Analyzing Global Poverty Reduction in 2022
As the year 2022 drew to a close recent data from the World Bank reveals that this is “the second-worst year” for global “poverty reduction in the past two decades.” The reasons for the “steep slowdown of the global economy” are many – the lingering effects of COVID-19, Russia’s invasion of Ukraine, debt crises and many other sub-factors that exacerbate the situation. New projections show that 7% will still be living in extreme poverty by 2030 – considerably higher than the 3% goal. Global organizations such as Oxfam America, World Bank and its partners, have acknowledged the situation and launched various initiatives to support the poorest and most vulnerable.
The Global Pandemic
The COVID-19 pandemic had the biggest impact on the poorest people around the world. In comparison to pre-pandemic forecasts, the average income of those in the poorest 40% of the worldwide income distribution is 6.7% lower in 2021, while that of those in the top 40% is down almost 3%. The world’s poorest have not yet begun to make up for their revenue losses, worse yet the average income of the bottom 40% decreased by 2.2% between 2019 and 2021.
Due to the pandemic, an additional 163 million people live on less than $5.50 per day, bringing the world poverty rate from 7.8% to 9.1%. Moreover, an additional 97 million people live on less than $1.90 per day. The World Bank believes that three to four years’ worth of progress toward eradicating extreme poverty has been lost globally.
War in Ukraine
The ongoing war in Ukraine has also largely contributed to the rising cost of living and the slowdown of global poverty reduction in 2022. The repercussions of the war, the sanctions imposed on Russia, such as export bans, rose energy prices and caused huge supply-chain issues pushing 51 million people to fall into poverty according to UNDP.
The war has also led to 20 million people’s daily incomes in lower-middle-income countries falling below the poverty level of $3.20, increasing the percentage of the world’s poor to 9%.

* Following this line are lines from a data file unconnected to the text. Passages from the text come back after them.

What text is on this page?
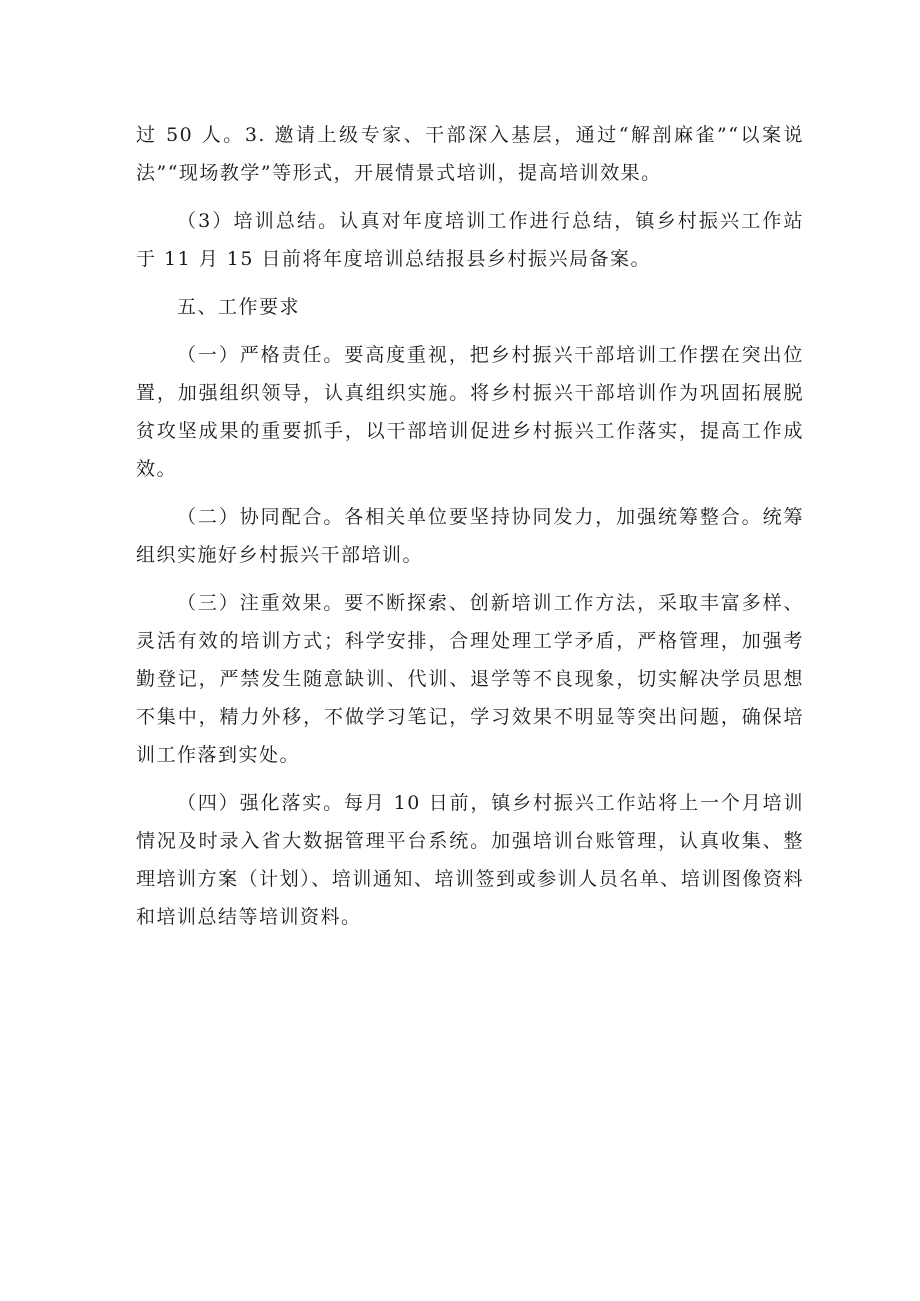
过 50 人。3. 邀请上级专家、干部深入基层，通过“解剖麻雀”“以案说法”“现场教学”等形式，开展情景式培训，提高培训效果。

（3）培训总结。认真对年度培训工作进行总结，镇乡村振兴工作站于 11 月 15 日前将年度培训总结报县乡村振兴局备案。

五、工作要求

（一）严格责任。要高度重视，把乡村振兴干部培训工作摆在突出位置，加强组织领导，认真组织实施。将乡村振兴干部培训作为巩固拓展脱贫攻坚成果的重要抓手，以干部培训促进乡村振兴工作落实，提高工作成效。

（二）协同配合。各相关单位要坚持协同发力，加强统筹整合。统筹组织实施好乡村振兴干部培训。

（三）注重效果。要不断探索、创新培训工作方法，采取丰富多样、灵活有效的培训方式；科学安排，合理处理工学矛盾，严格管理，加强考勤登记，严禁发生随意缺训、代训、退学等不良现象，切实解决学员思想不集中，精力外移，不做学习笔记，学习效果不明显等突出问题，确保培训工作落到实处。

（四）强化落实。每月 10 日前，镇乡村振兴工作站将上一个月培训情况及时录入省大数据管理平台系统。加强培训台账管理，认真收集、整理培训方案（计划）、培训通知、培训签到或参训人员名单、培训图像资料和培训总结等培训资料。
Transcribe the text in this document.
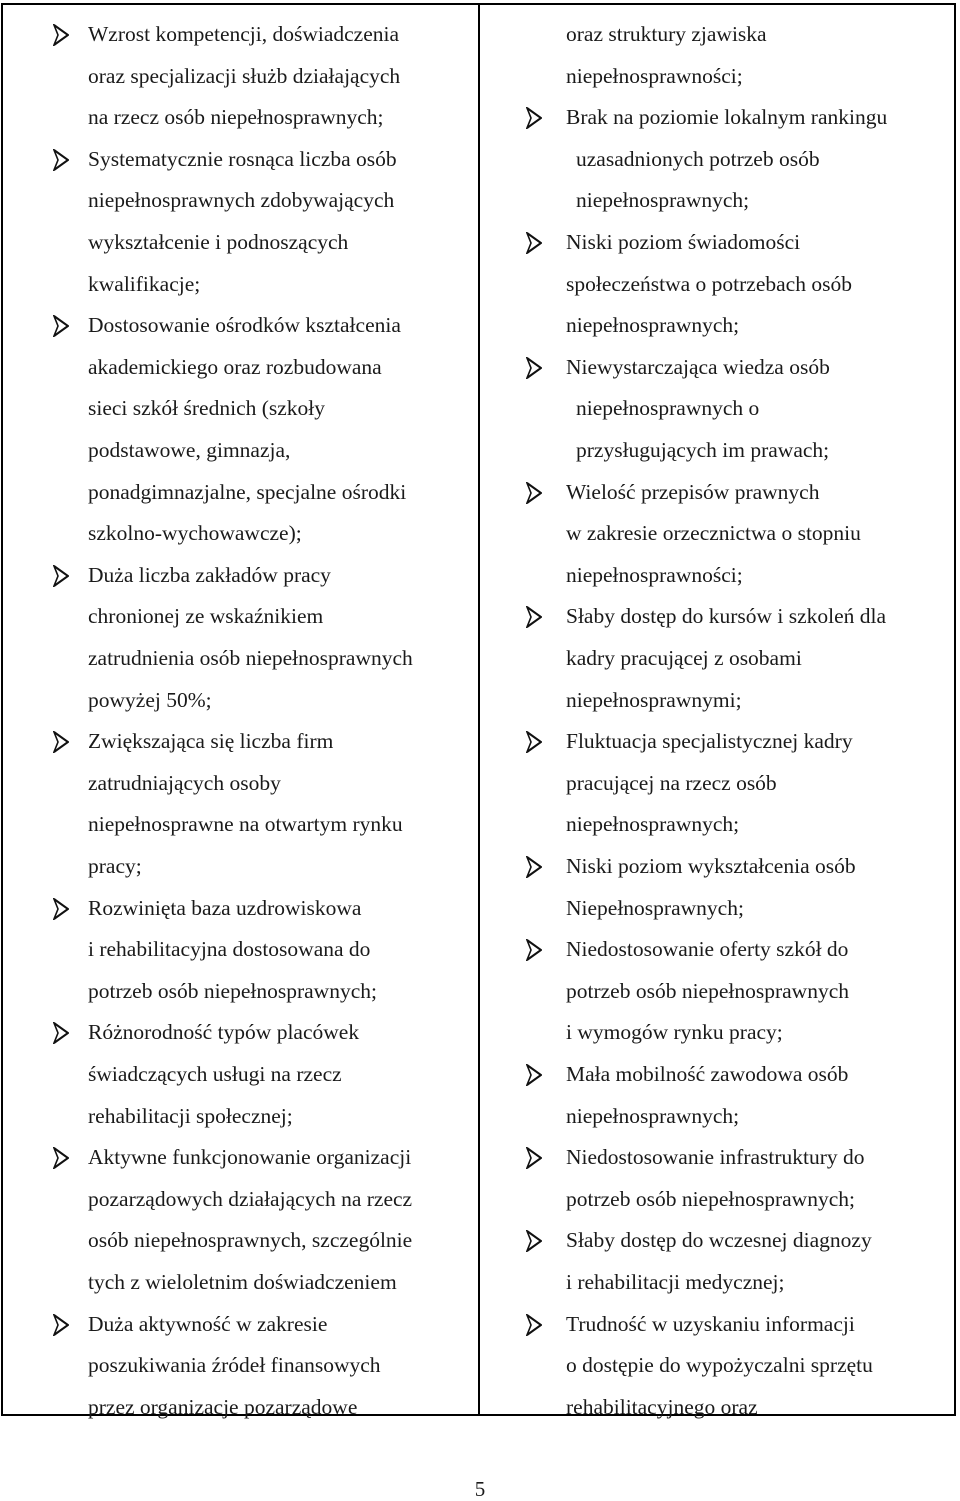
Wzrost kompetencji, doświadczenia
oraz specjalizacji służb działających
na rzecz osób niepełnosprawnych;
Systematycznie rosnąca liczba osób
niepełnosprawnych zdobywających
wykształcenie i podnoszących
kwalifikacje;
Dostosowanie ośrodków kształcenia
akademickiego oraz rozbudowana
sieci szkół średnich (szkoły
podstawowe, gimnazja,
ponadgimnazjalne, specjalne ośrodki
szkolno-wychowawcze);
Duża liczba zakładów pracy
chronionej ze wskaźnikiem
zatrudnienia osób niepełnosprawnych
powyżej 50%;
Zwiększająca się liczba firm
zatrudniających osoby
niepełnosprawne na otwartym rynku
pracy;
Rozwinięta baza uzdrowiskowa
i rehabilitacyjna dostosowana do
potrzeb osób niepełnosprawnych;
Różnorodność typów placówek
świadczących usługi na rzecz
rehabilitacji społecznej;
Aktywne funkcjonowanie organizacji
pozarządowych działających na rzecz
osób niepełnosprawnych, szczególnie
tych z wieloletnim doświadczeniem
Duża aktywność w zakresie
poszukiwania źródeł finansowych
przez organizacje pozarządowe
oraz struktury zjawiska
niepełnosprawności;
Brak na poziomie lokalnym rankingu
uzasadnionych potrzeb osób
niepełnosprawnych;
Niski poziom świadomości
społeczeństwa o potrzebach osób
niepełnosprawnych;
Niewystarczająca wiedza osób
niepełnosprawnych o
przysługujących im prawach;
Wielość przepisów prawnych
w zakresie orzecznictwa o stopniu
niepełnosprawności;
Słaby dostęp do kursów i szkoleń dla
kadry pracującej z osobami
niepełnosprawnymi;
Fluktuacja specjalistycznej kadry
pracującej na rzecz osób
niepełnosprawnych;
Niski poziom wykształcenia osób
Niepełnosprawnych;
Niedostosowanie oferty szkół do
potrzeb osób niepełnosprawnych
i wymogów rynku pracy;
Mała mobilność zawodowa osób
niepełnosprawnych;
Niedostosowanie infrastruktury do
potrzeb osób niepełnosprawnych;
Słaby dostęp do wczesnej diagnozy
i rehabilitacji medycznej;
Trudność w uzyskaniu informacji
o dostępie do wypożyczalni sprzętu
rehabilitacyjnego oraz
5
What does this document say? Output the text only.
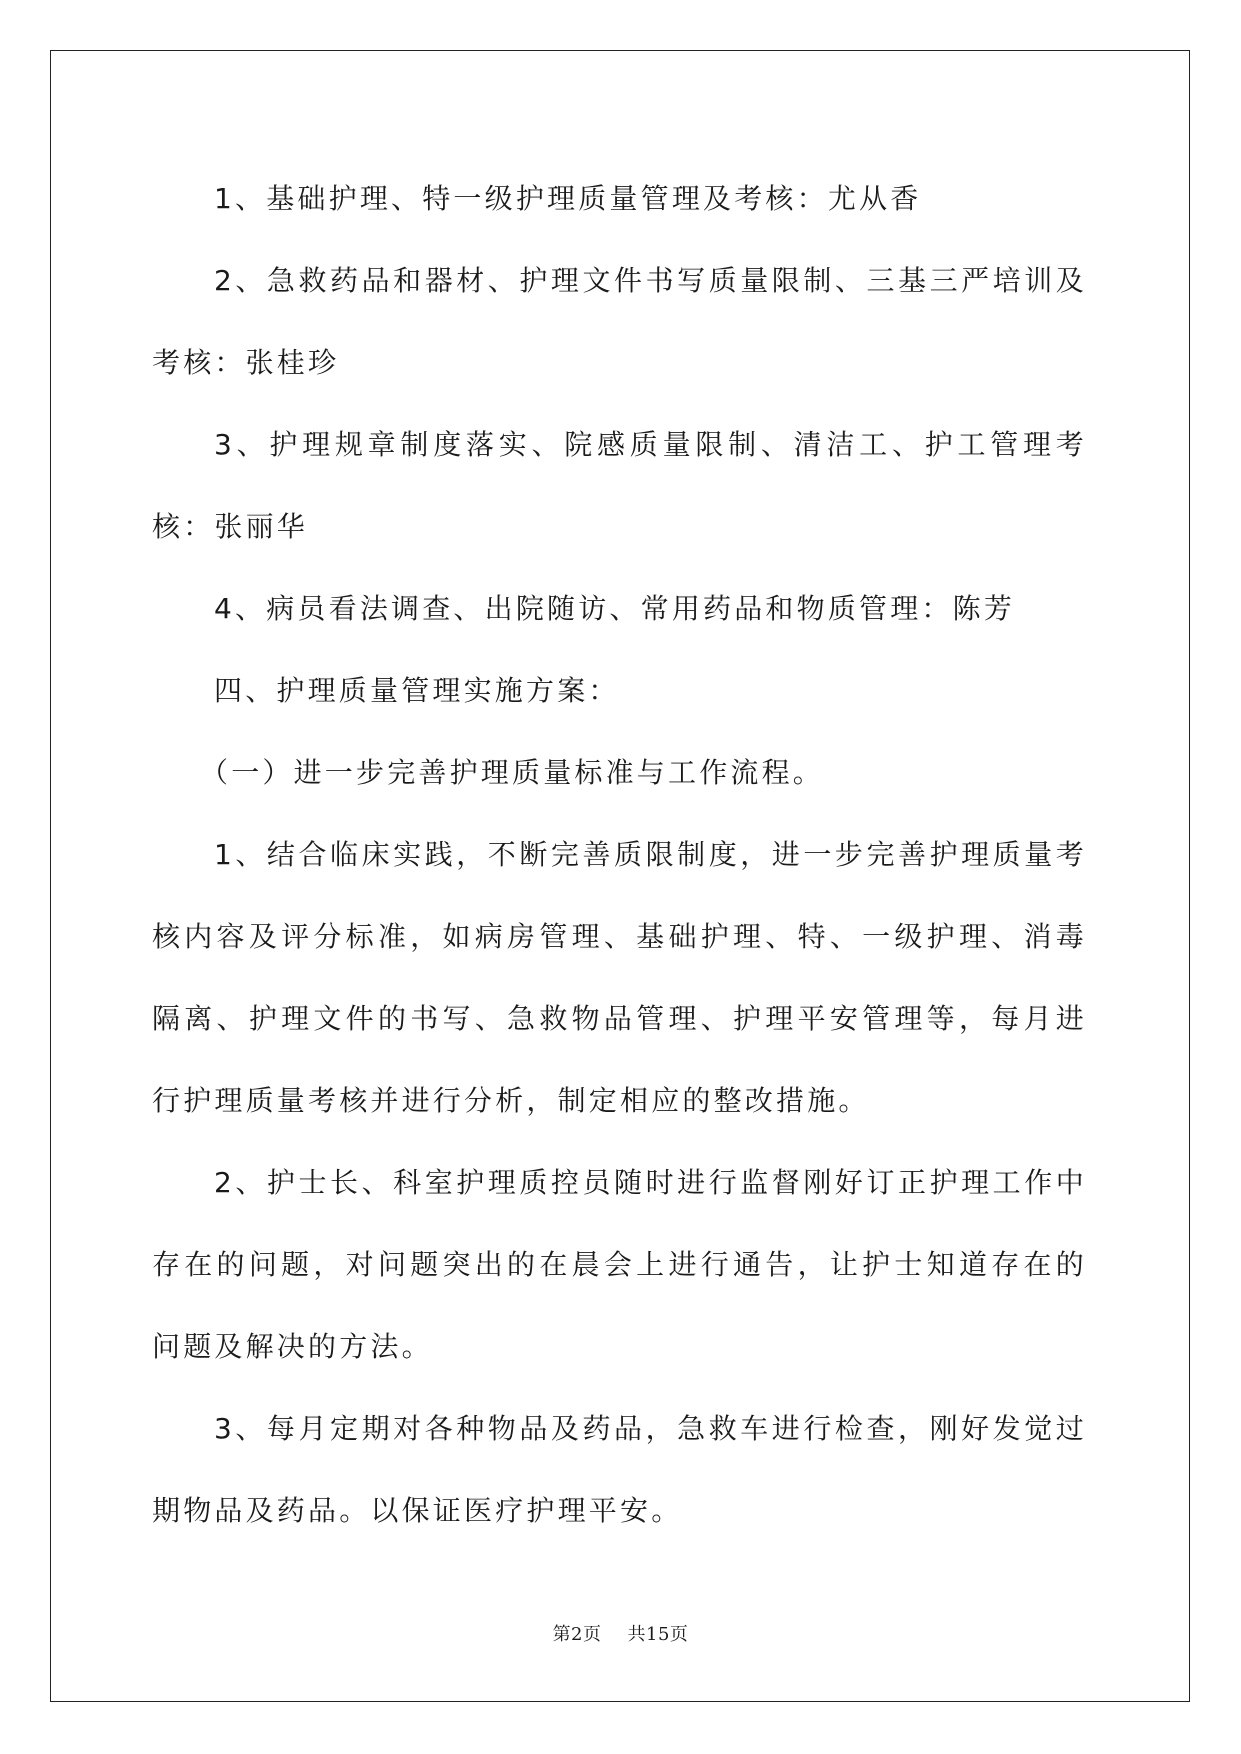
1、基础护理、特一级护理质量管理及考核：尤从香

2、急救药品和器材、护理文件书写质量限制、三基三严培训及考核：张桂珍

3、护理规章制度落实、院感质量限制、清洁工、护工管理考核：张丽华

4、病员看法调查、出院随访、常用药品和物质管理：陈芳

四、护理质量管理实施方案：

（一）进一步完善护理质量标准与工作流程。

1、结合临床实践，不断完善质限制度，进一步完善护理质量考核内容及评分标准，如病房管理、基础护理、特、一级护理、消毒隔离、护理文件的书写、急救物品管理、护理平安管理等，每月进行护理质量考核并进行分析，制定相应的整改措施。

2、护士长、科室护理质控员随时进行监督刚好订正护理工作中存在的问题，对问题突出的在晨会上进行通告，让护士知道存在的问题及解决的方法。

3、每月定期对各种物品及药品，急救车进行检查，刚好发觉过期物品及药品。以保证医疗护理平安。

第2页 共15页
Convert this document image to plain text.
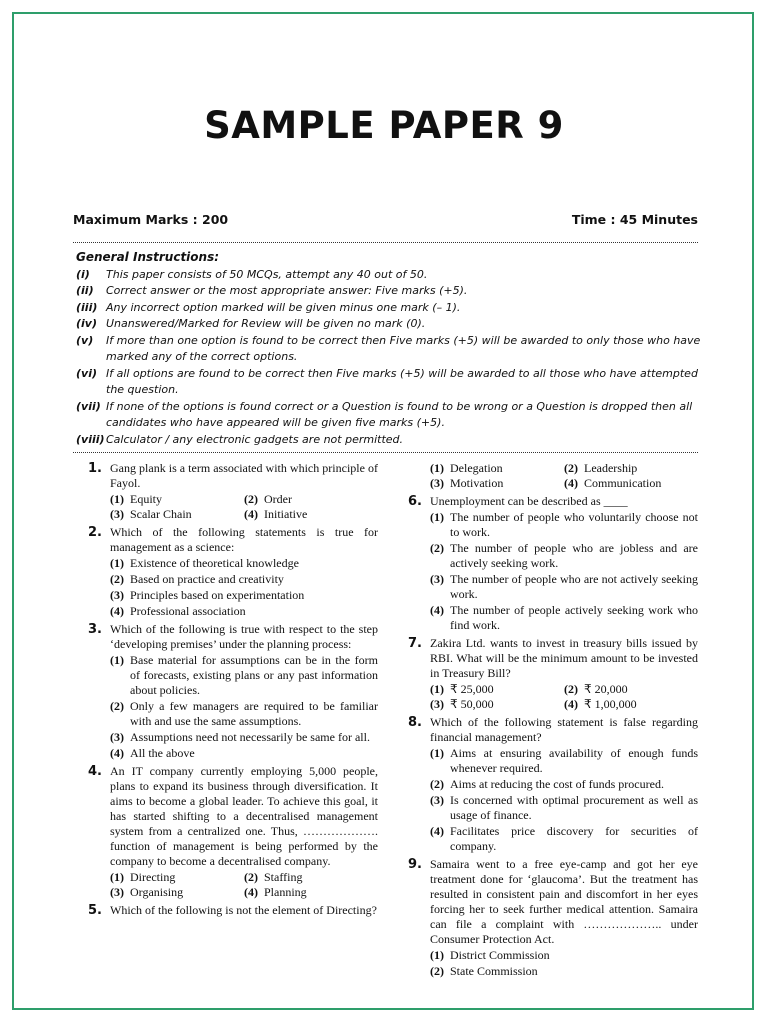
SAMPLE PAPER 9
Maximum Marks : 200	Time : 45 Minutes
General Instructions:
(i)	This paper consists of 50 MCQs, attempt any 40 out of 50.
(ii)	Correct answer or the most appropriate answer: Five marks (+5).
(iii) Any incorrect option marked will be given minus one mark (– 1).
(iv) Unanswered/Marked for Review will be given no mark (0).
(v)	If more than one option is found to be correct then Five marks (+5) will be awarded to only those who have marked any of the correct options.
(vi) If all options are found to be correct then Five marks (+5) will be awarded to all those who have attempted the question.
(vii) If none of the options is found correct or a Question is found to be wrong or a Question is dropped then all candidates who have appeared will be given five marks (+5).
(viii) Calculator / any electronic gadgets are not permitted.
1. Gang plank is a term associated with which principle of Fayol.
(1) Equity	(2) Order
(3) Scalar Chain	(4) Initiative
2. Which of the following statements is true for management as a science:
(1) Existence of theoretical knowledge
(2) Based on practice and creativity
(3) Principles based on experimentation
(4) Professional association
3. Which of the following is true with respect to the step ‘developing premises’ under the planning process:
(1) Base material for assumptions can be in the form of forecasts, existing plans or any past information about policies.
(2) Only a few managers are required to be familiar with and use the same assumptions.
(3) Assumptions need not necessarily be same for all.
(4) All the above
4. An IT company currently employing 5,000 people, plans to expand its business through diversification. It aims to become a global leader. To achieve this goal, it has started shifting to a decentralised management system from a centralized one. Thus, ………………. function of management is being performed by the company to become a decentralised company.
(1) Directing	(2) Staffing
(3) Organising	(4) Planning
5. Which of the following is not the element of Directing?
(1) Delegation	(2) Leadership
(3) Motivation	(4) Communication
6. Unemployment can be described as ____
(1) The number of people who voluntarily choose not to work.
(2) The number of people who are jobless and are actively seeking work.
(3) The number of people who are not actively seeking work.
(4) The number of people actively seeking work who find work.
7. Zakira Ltd. wants to invest in treasury bills issued by RBI. What will be the minimum amount to be invested in Treasury Bill?
(1) ₹ 25,000	(2) ₹ 20,000
(3) ₹ 50,000	(4) ₹ 1,00,000
8. Which of the following statement is false regarding financial management?
(1) Aims at ensuring availability of enough funds whenever required.
(2) Aims at reducing the cost of funds procured.
(3) Is concerned with optimal procurement as well as usage of finance.
(4) Facilitates price discovery for securities of company.
9. Samaira went to a free eye-camp and got her eye treatment done for ‘glaucoma’. But the treatment has resulted in consistent pain and discomfort in her eyes forcing her to seek further medical attention. Samaira can file a complaint with ……………….. under Consumer Protection Act.
(1) District Commission
(2) State Commission
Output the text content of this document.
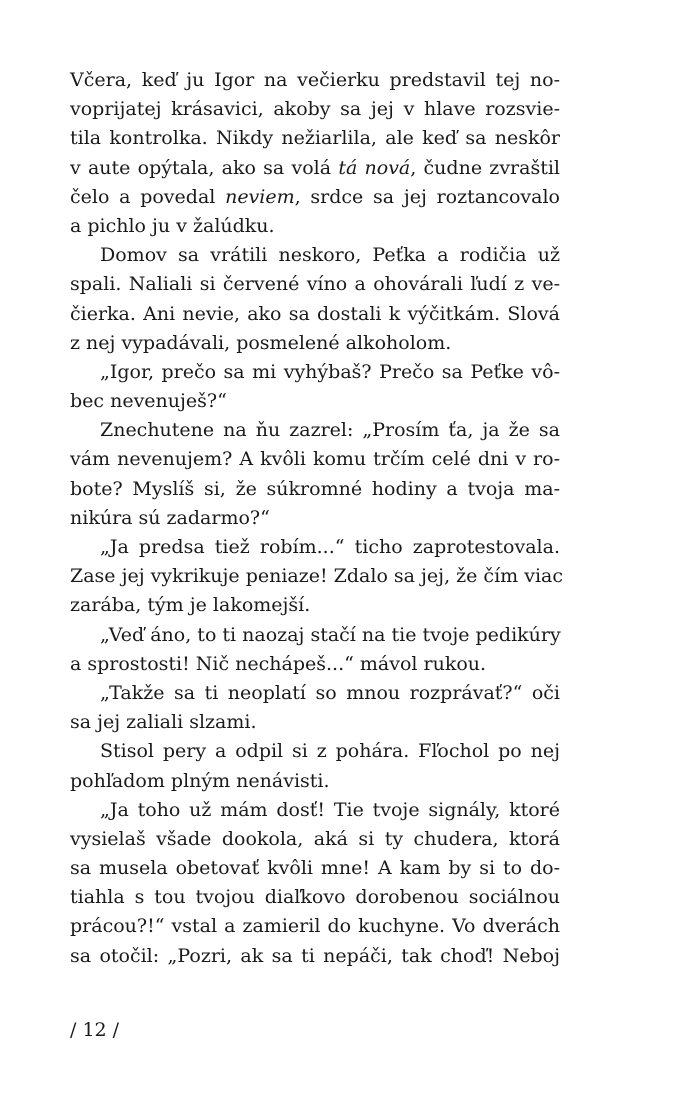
Včera, keď ju Igor na večierku predstavil tej no-
voprijatej krásavici, akoby sa jej v hlave rozsvie-
tila kontrolka. Nikdy nežiarlila, ale keď sa neskôr
v aute opýtala, ako sa volá tá nová, čudne zvraštil
čelo a povedal neviem, srdce sa jej roztancovalo
a pichlo ju v žalúdku.
Domov sa vrátili neskoro, Peťka a rodičia už
spali. Naliali si červené víno a ohovárali ľudí z ve-
čierka. Ani nevie, ako sa dostali k výčitkám. Slová
z nej vypadávali, posmelené alkoholom.
„Igor, prečo sa mi vyhýbaš? Prečo sa Peťke vô-
bec nevenuješ?“
Znechutene na ňu zazrel: „Prosím ťa, ja že sa
vám nevenujem? A kvôli komu trčím celé dni v ro-
bote? Myslíš si, že súkromné hodiny a tvoja ma-
nikúra sú zadarmo?“
„Ja predsa tiež robím...“ ticho zaprotestovala.
Zase jej vykrikuje peniaze! Zdalo sa jej, že čím viac
zarába, tým je lakomejší.
„Veď áno, to ti naozaj stačí na tie tvoje pedikúry
a sprostosti! Nič nechápeš...“ mávol rukou.
„Takže sa ti neoplatí so mnou rozprávať?“ oči
sa jej zaliali slzami.
Stisol pery a odpil si z pohára. Fľochol po nej
pohľadom plným nenávisti.
„Ja toho už mám dosť! Tie tvoje signály, ktoré
vysielaš všade dookola, aká si ty chudera, ktorá
sa musela obetovať kvôli mne! A kam by si to do-
tiahla s tou tvojou diaľkovo dorobenou sociálnou
prácou?!“ vstal a zamieril do kuchyne. Vo dverách
sa otočil: „Pozri, ak sa ti nepáči, tak choď! Neboj
/ 12 /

Further data from UNICEF reveals that children carry the “heaviest burden of the economic crisis.” Children make up 25% of the world’s population and 40% of the further 10.4 million suffering from poverty in 2022. Estimates show that one in three children that grow up in poverty will continue to live in poverty for the rest of their adult life. According to UNICEF, children can benefit greatly from the introduction of poverty reduction methods, job initiatives and plans for economic growth.
Global Emergency Markets
Several causes, particularly the incredibly quick economic recovery following the epidemic, caused the energy markets to tighten up in 2021. But, once Russia invaded Ukraine in February 2022, the situation quickly worsened and turned into a full-fledged global energy crisis. Natural gas prices hit record highs, which had an impact on electricity prices in several markets. The price of oil reached its highest point since 2008.
In addition to making families poorer, forcing some factories to reduce output or even close their doors and slowing economic growth to the point that some nations are in the midst of a severe recession, higher energy prices have also led to uncomfortably high inflation.
Spate of Debt Crises
During the past year, developing countries increased debt loans in order to keep up with the rising cost of living and aggravated the debt crisis. The World Bank calculations show that 60% of the world’s poorest countries are “either in debt distress or at risk of it.”
Debt-ridden countries are incapable of making high-return investments in education, research and development, and infrastructure projects, significantly slowing down their economic growth and exacerbating global poverty reduction efforts.
In the face of all the crises and uncertainties that the past few years have brought to the world arena, organizations like the World Bank’s International Development Association (IDA) are stepping up to “ensure the poorest aren’t left behind.” Its new $93 billion IDA20 package, which will run from 2022 to 2025, aims to help developing countries get to grips with the global crisis the world can’t ignore, the World Bank reports.
IDA wishes to prioritize investment in education and health, reinforce food security, take action on the undeniable threat that is climate change, help countries struggling with conflict and development and improve debt sustainability.
Similarly, The United Nations Secretary-General has set up a Global Crisis Response Group on Food, Energy and Finance in the U.N. Secretariat. Its goal is to help the world’s poorest by “making reserves available to countries at risk of hunger and famine, accelerating the deployment of renewable energy and urging international financial institutions to increase liquidity and fiscal space.”
The year 2022 saw an insecure and uneven economic recovery where global development faced a crisis and poverty reduction efforts took a hard hit. However, many international organizations have united in the common goal to create an ecological, more resilient and sustainable future.